Indra is the core implementation monorepo for Connext. Indra contains ready-for-deployment code for core node services, client, the Dai Card (as a reference implementation), as well as scripts needed to deploy and operate a node in production. When deploying a node to production, the most recent docker images will be used.
For detailed instructions on how to run the code contained within the repository, see the guide: How to deploy an Indra Node.
There are several modules contained within the indra repository:
The Connext Client package is a Typescript interface which is used to connect to a node and communicate over the Connext Network. The client package is available through npm.
Clients with their own keys are ideally integrated directly at the wallet layer. This is because they contain validator code which determines, on behalf of the user, whether a given state is safe to sign. Clients can also be used via a
connextProvider in a frontend environment to make calls to a hooked client that is hosted in a more trusted environment such as a wallet.
Clients contain the following functionality:
Depositing to a channel
Installing any arbitrary application with any counterparty
Prebuilt applications for common usecases, including simple transfers and swaps.
Withdrawing funds from a channel and automatically submitting the latest available mutually agreed update.
Handling a dispute.
Generating/signing/sending and validating/receiving state updates over NATS. The Client takes in the address of the server that is being used to pass messages in the constructor.
Further documentation on the client can be found here.
Nodes can be thought of as an automated implementation of the client along with services to enable client to client interactions. Nodes have the same functionality outlined above, and forward state update packets between clients.
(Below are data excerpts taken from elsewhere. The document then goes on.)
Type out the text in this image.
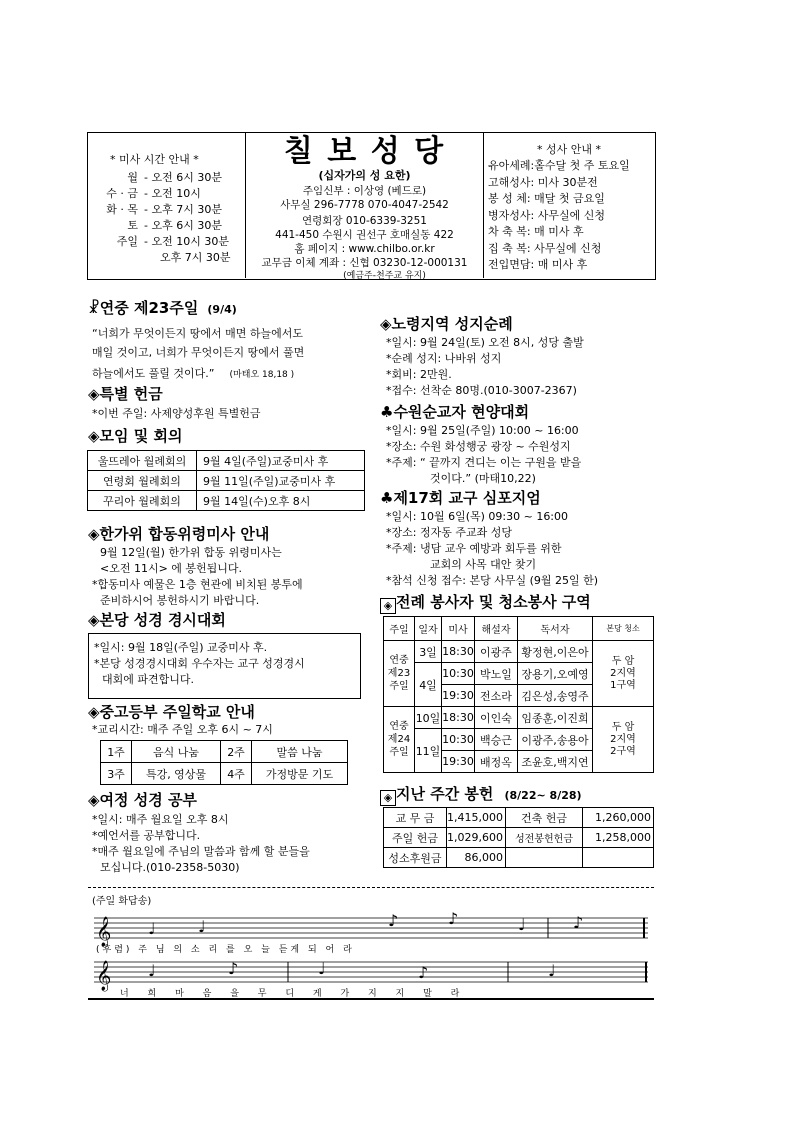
* 미사 시간 안내 *
월 - 오전 6시 30분
수 · 금 - 오전 10시
화 · 목 - 오후 7시 30분
토 - 오후 6시 30분
주일 - 오전 10시 30분
오후 7시 30분
칠 보 성 당
(십자가의 성 요한)
주임신부 : 이상영 (베드로)
사무실 296-7778 070-4047-2542
연령회장 010-6339-3251
441-450 수원시 권선구 호매실동 422
홈 페이지 : www.chilbo.or.kr
교무금 이체 계좌 : 신협 03230-12-000131
(예금주-천주교 유지)
* 성사 안내 *
유아세례:홀수달 첫 주 토요일
고해성사: 미사 30분전
봉 성 체: 매달 첫 금요일
병자성사: 사무실에 신청
차 축 복: 매 미사 후
집 축 복: 사무실에 신청
전입면담: 매 미사 후
☧연중 제23주일 (9/4)
“너희가 무엇이든지 땅에서 매면 하늘에서도
매일 것이고, 너희가 무엇이든지 땅에서 풀면
하늘에서도 풀릴 것이다.” (마태오 18,18 )
◈특별 헌금
*이번 주일: 사제양성후원 특별헌금
◈모임 및 회의
울뜨레아 월례회의	9월 4일(주일)교중미사 후
연령회 월례회의	9월 11일(주일)교중미사 후
꾸리아 월례회의	9월 14일(수)오후 8시
◈한가위 합동위령미사 안내
9월 12일(월) 한가위 합동 위령미사는
<오전 11시> 에 봉헌됩니다.
*합동미사 예물은 1층 현관에 비치된 봉투에
준비하시어 봉헌하시기 바랍니다.
◈본당 성경 경시대회
*일시: 9월 18일(주일) 교중미사 후.
*본당 성경경시대회 우수자는 교구 성경경시
대회에 파견합니다.
◈중고등부 주일학교 안내
*교리시간: 매주 주일 오후 6시 ~ 7시
1주	음식 나눔	2주	말씀 나눔
3주	특강, 영상물	4주	가정방문 기도
◈여정 성경 공부
*일시: 매주 월요일 오후 8시
*예언서를 공부합니다.
*매주 월요일에 주님의 말씀과 함께 할 분들을
모십니다.(010-2358-5030)
◈노령지역 성지순례
*일시: 9월 24일(토) 오전 8시, 성당 출발
*순례 성지: 나바위 성지
*회비: 2만원.
*접수: 선착순 80명.(010-3007-2367)
♣수원순교자 현양대회
*일시: 9월 25일(주일) 10:00 ~ 16:00
*장소: 수원 화성행궁 광장 ~ 수원성지
*주제: “ 끝까지 견디는 이는 구원을 받을
것이다.” (마태10,22)
♣제17회 교구 심포지엄
*일시: 10월 6일(목) 09:30 ~ 16:00
*장소: 정자동 주교좌 성당
*주제: 냉담 교우 예방과 회두를 위한
교회의 사목 대안 찾기
*참석 신청 접수: 본당 사무실 (9월 25일 한)
◈ 전례 봉사자 및 청소봉사 구역
주일	일자	미사	해설자	독서자	본당 청소
연중
제23
주일	3일	18:30	이광주	황정현,이은아	두 암
2지역
1구역
	4일	10:30	박노일	장용기,오예영	
		19:30	전소라	김은성,송영주	
연중
제24
주일	10일	18:30	이인숙	임종훈,이진희	두 암
2지역
2구역
	11일	10:30	백승근	이광주,송용아	
		19:30	배정옥	조윤호,백지연	
◈ 지난 주간 봉헌 (8/22~ 8/28)
교 무 금	1,415,000	건축 헌금	1,260,000
주일 헌금	1,029,600	성전봉헌헌금	1,258,000
성소후원금	86,000		
(주일 화답송)
𝄞
𝄞
♩	♩	♪	♪	♩	♪
♩	♪	♩	♪	♩
(후렴) 주 님 의 소 리 를 오 늘 듣게 되 어 라
너 희 마 음 을 무 디 게 가 지 지 말 라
Do not modify the contracts themselves before deploying - this could break the security model of the entire protocol
Contains all the database migration information to be used by the docker images. Make sure that the migrations in the database module, and in the
node/migrations folder are consistent if you are making changes here.
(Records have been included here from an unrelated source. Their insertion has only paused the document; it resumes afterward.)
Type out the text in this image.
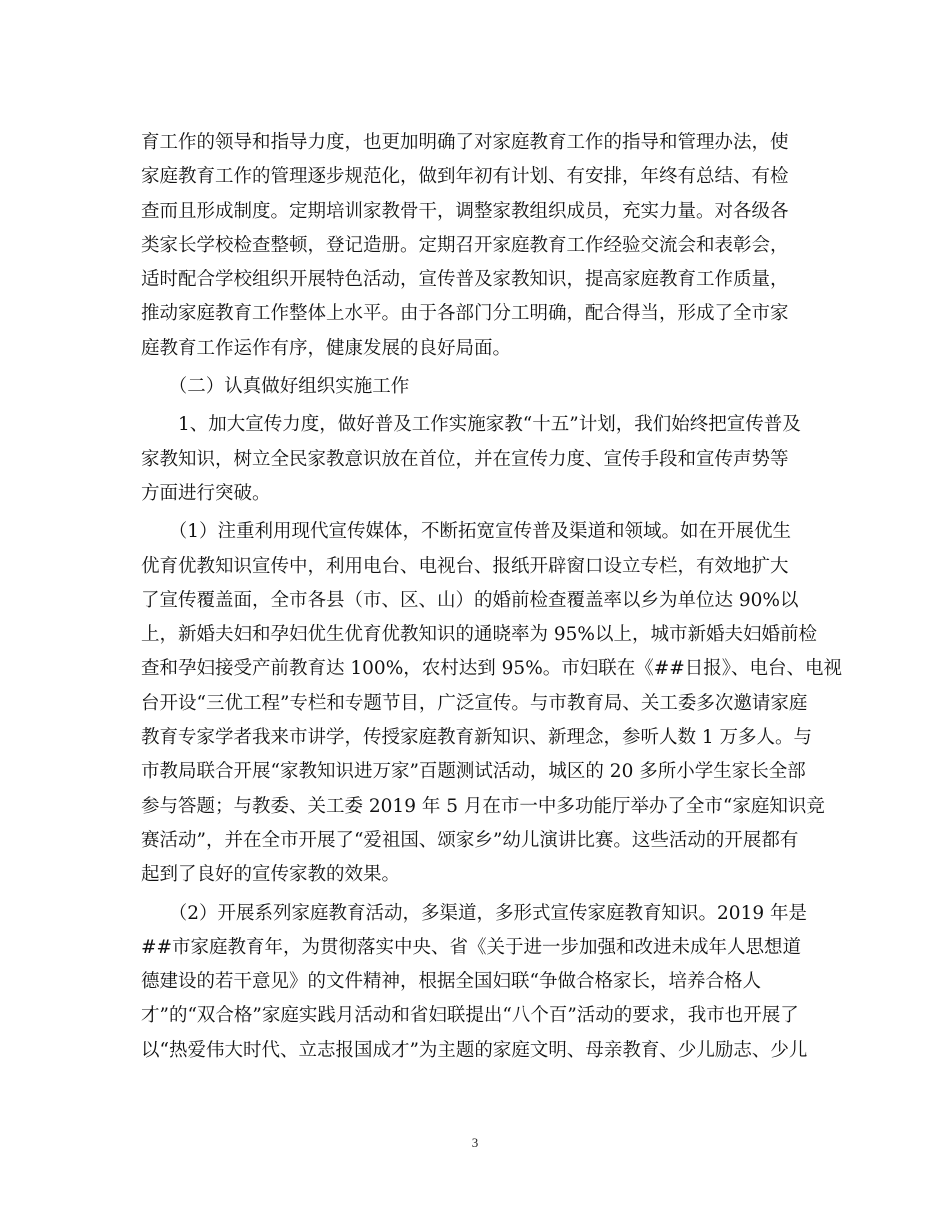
育工作的领导和指导力度，也更加明确了对家庭教育工作的指导和管理办法，使
家庭教育工作的管理逐步规范化，做到年初有计划、有安排，年终有总结、有检
查而且形成制度。定期培训家教骨干，调整家教组织成员，充实力量。对各级各
类家长学校检查整顿，登记造册。定期召开家庭教育工作经验交流会和表彰会，
适时配合学校组织开展特色活动，宣传普及家教知识，提高家庭教育工作质量，
推动家庭教育工作整体上水平。由于各部门分工明确，配合得当，形成了全市家
庭教育工作运作有序，健康发展的良好局面。
　　（二）认真做好组织实施工作
　　1、加大宣传力度，做好普及工作实施家教“十五”计划，我们始终把宣传普及
家教知识，树立全民家教意识放在首位，并在宣传力度、宣传手段和宣传声势等
方面进行突破。
　　（1）注重利用现代宣传媒体，不断拓宽宣传普及渠道和领域。如在开展优生
优育优教知识宣传中，利用电台、电视台、报纸开辟窗口设立专栏，有效地扩大
了宣传覆盖面，全市各县（市、区、山）的婚前检查覆盖率以乡为单位达 90%以
上，新婚夫妇和孕妇优生优育优教知识的通晓率为 95%以上，城市新婚夫妇婚前检
查和孕妇接受产前教育达 100%，农村达到 95%。市妇联在《##日报》、电台、电视
台开设“三优工程”专栏和专题节目，广泛宣传。与市教育局、关工委多次邀请家庭
教育专家学者我来市讲学，传授家庭教育新知识、新理念，参听人数 1 万多人。与
市教局联合开展“家教知识进万家”百题测试活动，城区的 20 多所小学生家长全部
参与答题；与教委、关工委 2019 年 5 月在市一中多功能厅举办了全市“家庭知识竞
赛活动”，并在全市开展了“爱祖国、颂家乡”幼儿演讲比赛。这些活动的开展都有
起到了良好的宣传家教的效果。
　　（2）开展系列家庭教育活动，多渠道，多形式宣传家庭教育知识。2019 年是
##市家庭教育年，为贯彻落实中央、省《关于进一步加强和改进未成年人思想道
德建设的若干意见》的文件精神，根据全国妇联“争做合格家长，培养合格人
才”的“双合格”家庭实践月活动和省妇联提出“八个百”活动的要求，我市也开展了
以“热爱伟大时代、立志报国成才”为主题的家庭文明、母亲教育、少儿励志、少儿
3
Routing proxy and related configurations.
The Dai Card is a sample implementation of the client designed to help you bootstrap an application that integrates Connext. It contains an inpage wallet and payment interface, as well as a custom Web3 injection that automatically signs transactions using the inpage wallet. For developers just beginning to build their application, the card is a great way to get started; for developers looking to integrate with existing an existing app, it’s a good instructive resource for implementation and includes some components that you can easily copy over.